Brian Gongol filling in for Steve Deace on WHO Radio
Brian Gongol


Podcast: Updated weekly in the wee hours of Sunday night/Monday morning. Subscribe on Stitcher, Spreaker, Apple Podcasts, Google Podcasts, or iHeartRadio


With a wind advisory in effect for everyone south of Highway 20 here in Iowa, it's a good time to think about capturing some of that wind energy and turning it into money. The US Department of Energy wants the country to get 20% of our electricity from wind power by 2030. That date seems far off, but ask the parent of any college senior: 22 years can pass in the blink of an eye. Now, if we're to make any money off the deal, we have to capture the wind energy, turn it into electricity, and move that electricity to other parts of the country. One plan to help do that would involve putting up $10 billion worth of super-high-voltage transmission lines which could get the electricity out of the Upper Midwest and off to other parts efficiently. But maybe we could get the same job done by putting high-capacity superconducting power lines down the middle of the Interstate medians that already pass through the nation's biggest population centers. It's worth considering. Meantime, across the ocean, our friends in the UK are working on installing nearly 200,000 residential windmills by 2020.

How many times can a person repeat a verbal tic like "You know"? Well, if that person is Caroline Kennedy, who wants to become the next Senator from New York, that number is 142. She said "You know" 142 times in one recent interview with the New York Times.

Some crazy thoughts are coming out of Russia these days: Joseph Stalin has just been voted the third-greatest Russian of all time in a vote for a TV series. Yes, that's the same Stalin who was responsible for sending millions of people to die in the Gulag and starving millions more in Ukraine. Stalin's history is probably being whitewashed thanks to his role in leading the Soviet Union through victory over the Nazis in World War II, but the role of Communism remains inexcusable in causing decades of needless suffering throughout the world -- including yet today in North Korea.

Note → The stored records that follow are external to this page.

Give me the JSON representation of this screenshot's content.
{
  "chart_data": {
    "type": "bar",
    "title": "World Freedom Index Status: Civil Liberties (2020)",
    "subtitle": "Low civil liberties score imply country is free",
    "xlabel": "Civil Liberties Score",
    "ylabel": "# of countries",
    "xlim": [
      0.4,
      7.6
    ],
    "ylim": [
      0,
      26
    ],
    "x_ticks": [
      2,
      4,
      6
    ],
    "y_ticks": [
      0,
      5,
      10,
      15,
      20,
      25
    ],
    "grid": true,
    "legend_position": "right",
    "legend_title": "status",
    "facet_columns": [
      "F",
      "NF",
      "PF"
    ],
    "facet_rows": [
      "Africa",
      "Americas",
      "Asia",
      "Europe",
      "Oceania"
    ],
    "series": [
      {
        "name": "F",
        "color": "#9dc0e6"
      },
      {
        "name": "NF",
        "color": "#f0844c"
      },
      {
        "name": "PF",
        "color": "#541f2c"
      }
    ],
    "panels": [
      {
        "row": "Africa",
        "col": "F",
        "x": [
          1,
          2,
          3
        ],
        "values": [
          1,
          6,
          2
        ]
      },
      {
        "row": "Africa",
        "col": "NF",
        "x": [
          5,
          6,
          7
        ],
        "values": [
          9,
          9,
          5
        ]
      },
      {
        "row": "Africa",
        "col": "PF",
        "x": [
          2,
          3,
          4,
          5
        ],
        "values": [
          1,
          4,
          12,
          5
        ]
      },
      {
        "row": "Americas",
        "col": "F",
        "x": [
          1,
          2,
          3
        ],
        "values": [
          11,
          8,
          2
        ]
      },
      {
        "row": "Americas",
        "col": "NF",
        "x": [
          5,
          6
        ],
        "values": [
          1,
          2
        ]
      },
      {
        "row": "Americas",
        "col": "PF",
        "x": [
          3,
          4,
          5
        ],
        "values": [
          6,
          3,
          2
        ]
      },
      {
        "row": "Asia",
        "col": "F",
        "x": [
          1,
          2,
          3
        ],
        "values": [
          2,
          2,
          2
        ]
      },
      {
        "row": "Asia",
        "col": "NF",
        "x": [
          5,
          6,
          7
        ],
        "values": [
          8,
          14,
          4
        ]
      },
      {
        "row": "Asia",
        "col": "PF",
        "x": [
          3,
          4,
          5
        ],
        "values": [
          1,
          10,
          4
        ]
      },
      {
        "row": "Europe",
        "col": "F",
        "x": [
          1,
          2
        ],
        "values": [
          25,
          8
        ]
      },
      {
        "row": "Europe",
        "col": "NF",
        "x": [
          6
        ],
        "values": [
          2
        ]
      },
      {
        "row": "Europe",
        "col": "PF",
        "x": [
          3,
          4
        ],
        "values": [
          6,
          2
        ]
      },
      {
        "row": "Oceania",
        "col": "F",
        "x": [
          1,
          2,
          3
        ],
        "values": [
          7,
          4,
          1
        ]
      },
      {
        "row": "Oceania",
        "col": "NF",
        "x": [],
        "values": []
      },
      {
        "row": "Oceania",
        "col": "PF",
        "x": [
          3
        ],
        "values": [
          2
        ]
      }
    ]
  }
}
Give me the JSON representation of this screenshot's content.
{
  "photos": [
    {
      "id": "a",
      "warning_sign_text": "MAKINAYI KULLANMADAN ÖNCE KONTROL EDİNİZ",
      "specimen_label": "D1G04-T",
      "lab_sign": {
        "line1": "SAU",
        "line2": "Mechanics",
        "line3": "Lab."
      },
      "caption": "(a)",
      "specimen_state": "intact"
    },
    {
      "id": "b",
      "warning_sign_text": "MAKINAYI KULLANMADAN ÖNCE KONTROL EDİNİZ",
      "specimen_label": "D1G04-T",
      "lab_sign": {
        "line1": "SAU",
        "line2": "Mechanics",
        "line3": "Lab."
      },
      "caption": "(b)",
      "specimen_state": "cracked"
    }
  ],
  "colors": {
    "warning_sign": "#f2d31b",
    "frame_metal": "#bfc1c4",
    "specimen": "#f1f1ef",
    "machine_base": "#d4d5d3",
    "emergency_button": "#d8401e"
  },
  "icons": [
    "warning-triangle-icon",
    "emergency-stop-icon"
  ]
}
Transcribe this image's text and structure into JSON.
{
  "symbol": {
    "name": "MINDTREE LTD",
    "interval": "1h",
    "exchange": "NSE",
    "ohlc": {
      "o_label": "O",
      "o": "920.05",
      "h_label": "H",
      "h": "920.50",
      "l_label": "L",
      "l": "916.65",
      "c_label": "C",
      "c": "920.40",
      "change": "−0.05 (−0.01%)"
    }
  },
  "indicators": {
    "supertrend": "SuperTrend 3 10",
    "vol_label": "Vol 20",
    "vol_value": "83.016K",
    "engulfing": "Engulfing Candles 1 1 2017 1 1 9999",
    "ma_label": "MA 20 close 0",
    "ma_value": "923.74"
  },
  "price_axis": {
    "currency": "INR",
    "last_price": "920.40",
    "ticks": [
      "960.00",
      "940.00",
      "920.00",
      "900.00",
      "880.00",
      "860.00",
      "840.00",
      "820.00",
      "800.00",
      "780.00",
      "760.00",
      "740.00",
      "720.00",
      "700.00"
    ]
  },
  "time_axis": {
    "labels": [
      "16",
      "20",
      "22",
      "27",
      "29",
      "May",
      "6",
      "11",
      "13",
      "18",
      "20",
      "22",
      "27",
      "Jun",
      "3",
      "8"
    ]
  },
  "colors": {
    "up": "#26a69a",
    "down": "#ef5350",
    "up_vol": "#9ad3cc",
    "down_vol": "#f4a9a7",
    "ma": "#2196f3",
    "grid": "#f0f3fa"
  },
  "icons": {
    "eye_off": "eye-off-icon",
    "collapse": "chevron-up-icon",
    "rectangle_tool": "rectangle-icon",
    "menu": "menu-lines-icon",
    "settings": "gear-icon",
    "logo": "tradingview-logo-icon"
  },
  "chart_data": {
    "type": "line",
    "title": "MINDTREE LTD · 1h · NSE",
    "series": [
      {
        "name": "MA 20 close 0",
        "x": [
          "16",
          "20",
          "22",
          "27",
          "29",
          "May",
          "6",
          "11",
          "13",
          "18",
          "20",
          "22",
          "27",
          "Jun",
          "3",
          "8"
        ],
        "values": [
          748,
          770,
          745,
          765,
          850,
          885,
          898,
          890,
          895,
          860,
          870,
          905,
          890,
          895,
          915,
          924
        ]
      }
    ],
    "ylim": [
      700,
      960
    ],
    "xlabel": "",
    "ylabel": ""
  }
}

It's hard to tell whether the Stalin vote is more or less nutty than the talk of a Russian professor who says there's a 50-50 chance that the US will break up within the next two years. To that, one can really only ask what would really cause such a thing to happen. Sure, we have some colossal economic threats and we have some shining examples of political trouble right now, most prominently the troubles Illinois governor Rod Blagojevich is having. But those problems are easily matched by the things we have going for us. The economy may stumble, but we still have cell phones, air travel, and biochemistry, among many other things. And with those tools (and the knowledge they both represent and enable), we are practically immune to revisiting the Dark Ages. And when we have trouble with a fishy appointment to the US Senate by a governor who has little or no public support, Article I, Section 5 of the Constitution already has us covered. Straight from the text:
Each House shall be the Judge of the Elections, Returns and Qualifications of its own Members [...] Each House may determine the Rules of its Proceedings, punish its Members for disorderly Behaviour, and, with the Concurrence of two thirds, expel a Member.
So, with all the troubles in the world, at least a little reason for hope: We have rules and tools alike, all of which help us get through the tough times. And we'll probably come out of them all a little stronger for having survived.